The Well Being Trust, a nonprofit devoted to promoting mental, social, and spiritual health, estimated that our response to COVID will cause 27,644 to 154,000 excess deaths of despair, with a midpoint estimate of 68,000 (reference 1).  This was based solely on the unemployment from our COVID response, because there was good previous research showing that a 1% increase in unemployment causes a certain number of increased suicides and deaths of despair.  The estimate of 68,000 did not include the effect of the unprecedented social isolation  from closing churches, restaurants, bars, and health clubs and mandated mask wearing that makes it harder to meet and emotionally connect with others.  My guess would be those factors would cause more deaths of despair than the unemployment alone, so it is very likely the 68,000 estimate is an underestimate.

We have to use estimates since we do not know how many people have died from suicides or drug or alcohol overdoses during the pandemic because the CDC and the state health departments, although they tell us literally every day how many people died of COVID in the previous day, have not told us yet how many died of suicide even for 2019.  You can make of that what you will.  It suggests to me that they consider deaths from COVID to be of much greater consequence than deaths from suicide.

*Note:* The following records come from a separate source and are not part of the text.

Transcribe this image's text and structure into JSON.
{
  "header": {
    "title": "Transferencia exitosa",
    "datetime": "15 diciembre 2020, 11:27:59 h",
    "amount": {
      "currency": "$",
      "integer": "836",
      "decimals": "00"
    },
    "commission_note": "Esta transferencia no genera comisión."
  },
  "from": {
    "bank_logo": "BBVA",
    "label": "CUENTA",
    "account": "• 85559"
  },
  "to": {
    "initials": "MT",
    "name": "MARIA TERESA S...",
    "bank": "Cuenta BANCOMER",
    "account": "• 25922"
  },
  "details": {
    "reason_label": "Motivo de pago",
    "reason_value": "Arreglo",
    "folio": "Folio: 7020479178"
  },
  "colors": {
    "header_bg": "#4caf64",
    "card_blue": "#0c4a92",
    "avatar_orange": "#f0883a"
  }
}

For 2018 though, there were 67,386 drug overdose deaths, 48,344 suicides, and over 95,000 alcohol caused deaths, of which over 40,000 were classified as “100% alcohol attributable” (references 234).   That is a total of 210,000 deaths of despair per year, or 155,000 if you exclude indirect alcohol-related deaths such as liver cancer and cirrhosis of the liver.  Taking the lower 155,000 figure, an increase of 68,000 would require an increase of only 22% per year for two years. I find it hard to believe that we will not have at least a 22% increase in suicides and other deaths of despair for 2 years because of our COVID response.

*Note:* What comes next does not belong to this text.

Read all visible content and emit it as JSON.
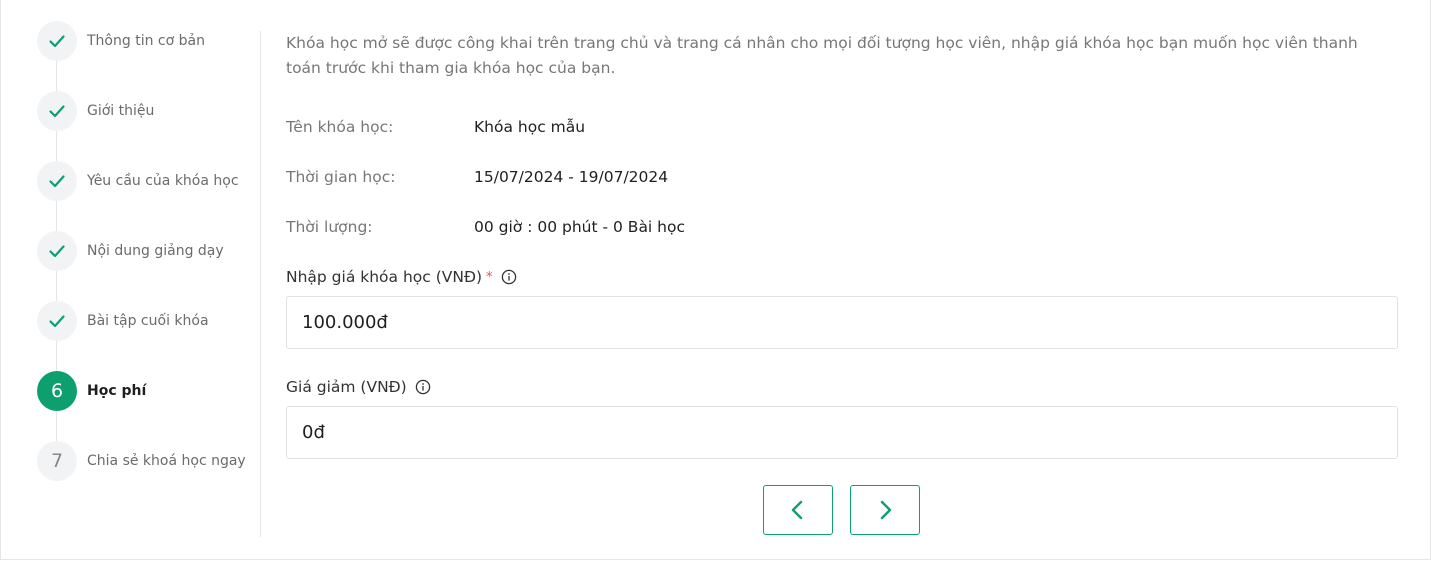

The CDC has not released total numbers of suicides or other deaths of despair for 2019 or 2020, but they did put out a press release saying that for the 12-months ending at the end of May 2020 there were 81,000 drug overdose deaths and this was a 18.2% increase over the prior 12 month period, which had been a 4% decline from the year before that (reference 5).  Since drug overdoses had been declining, my guess would be the 18% annual increase for the 12 months ending in May 2020 occurred entirely in the three months of March-May 2020, during COVID after the unemployment and social isolation hit.  If so, then it was a 72% increase during those 3 months.  This again suggests to me that we will have at least a 22% increase in deaths of despair for two years and indeed have at least 68,000 excess suicides and other deaths of despair as a result of our COVID lockdown response.

The median age of a person dying by suicide is about age 42 (reference 6).  A person aged 42 has about 38 years of life expectancy remaining in the U.S.  So 68,000 excess deaths of despair x 38 years life expectancy = 2.58 million person-years of life lost from excess deaths of despair caused by our COVID lockdown response.  That is more than 3 times the 800,000 person-years of life COVID Sanity is estimating our lockdown response is saving in averted COVID deaths.

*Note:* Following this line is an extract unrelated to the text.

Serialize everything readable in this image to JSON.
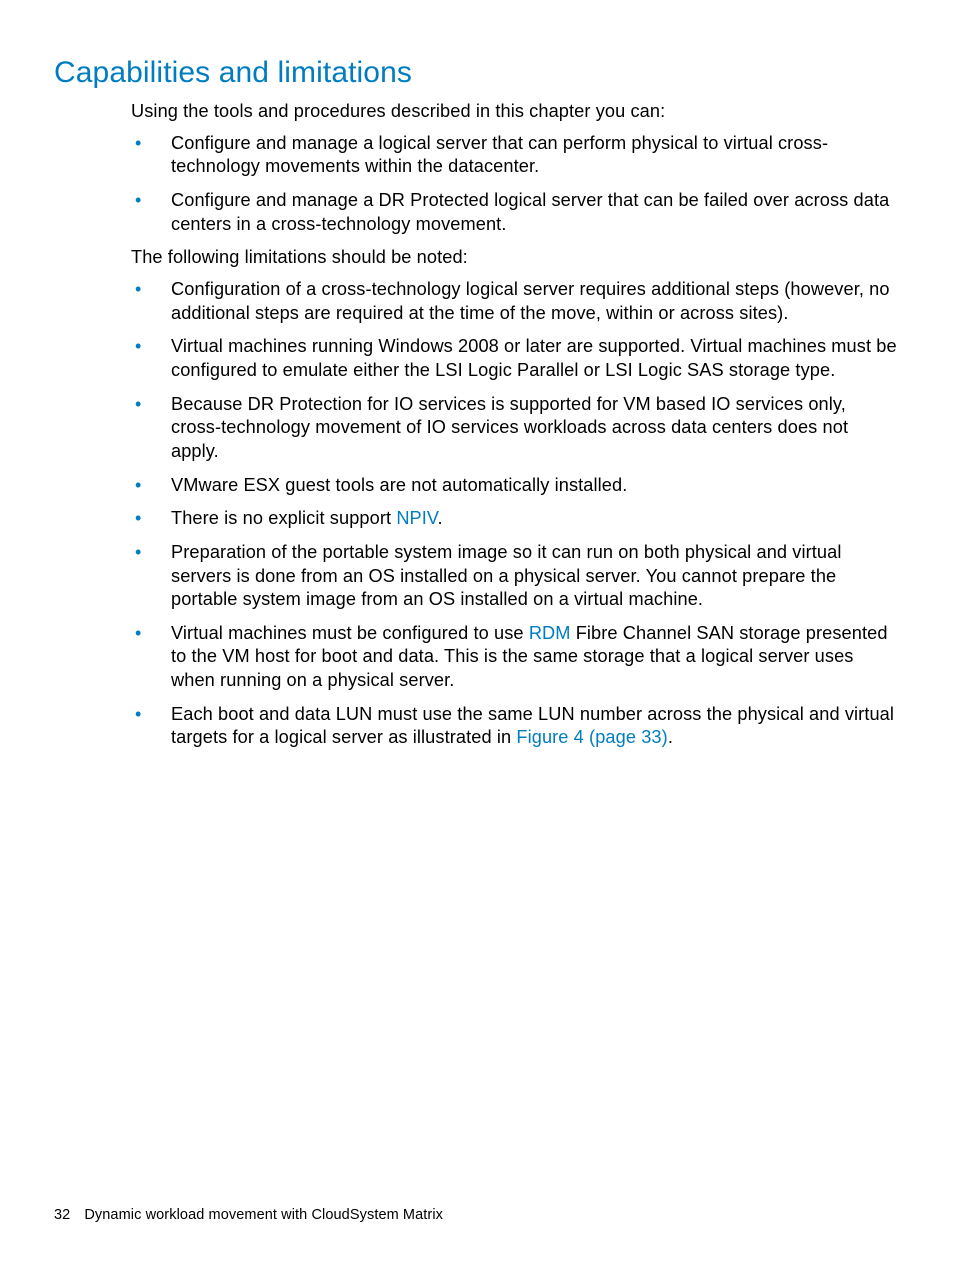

These findings are summarized in the figure above.  While it is true that we are estimating that our COVID lockdown response is killing fewer people by driving them to suicide or de facto suicide by drug or alcohol abuse than we are saving by preventing COVID deaths, the deaths of despair we are causing are in far younger people with far more years of life remaining than those whose lives we are saving by preventing COVID deaths, so we wind up causing more than 3 times more person-years of life lost due to deaths of despair than we are saving in prevented COVID deaths.

Covid Deaths of Despair.png

In the previous chapter I said that because we are causing 30 times more person-years of life lost in time spent with depression than we are saving in prevented COVID deaths that the only way you can say that our societal lockdown response to COVID has been worth it is if you say, “I don’t care about quality of life.  I don’t care about happiness and joy.  The only thing that matters is duration of life.  The only thing that matters is how long you live.”  Actually now we see that even then you cannot say the COVID restrictions have been worth it because they have caused and will cause more actual loss of life in person-years of life lost to suicides and other deaths of despair than they are saving in prevented COVID deaths.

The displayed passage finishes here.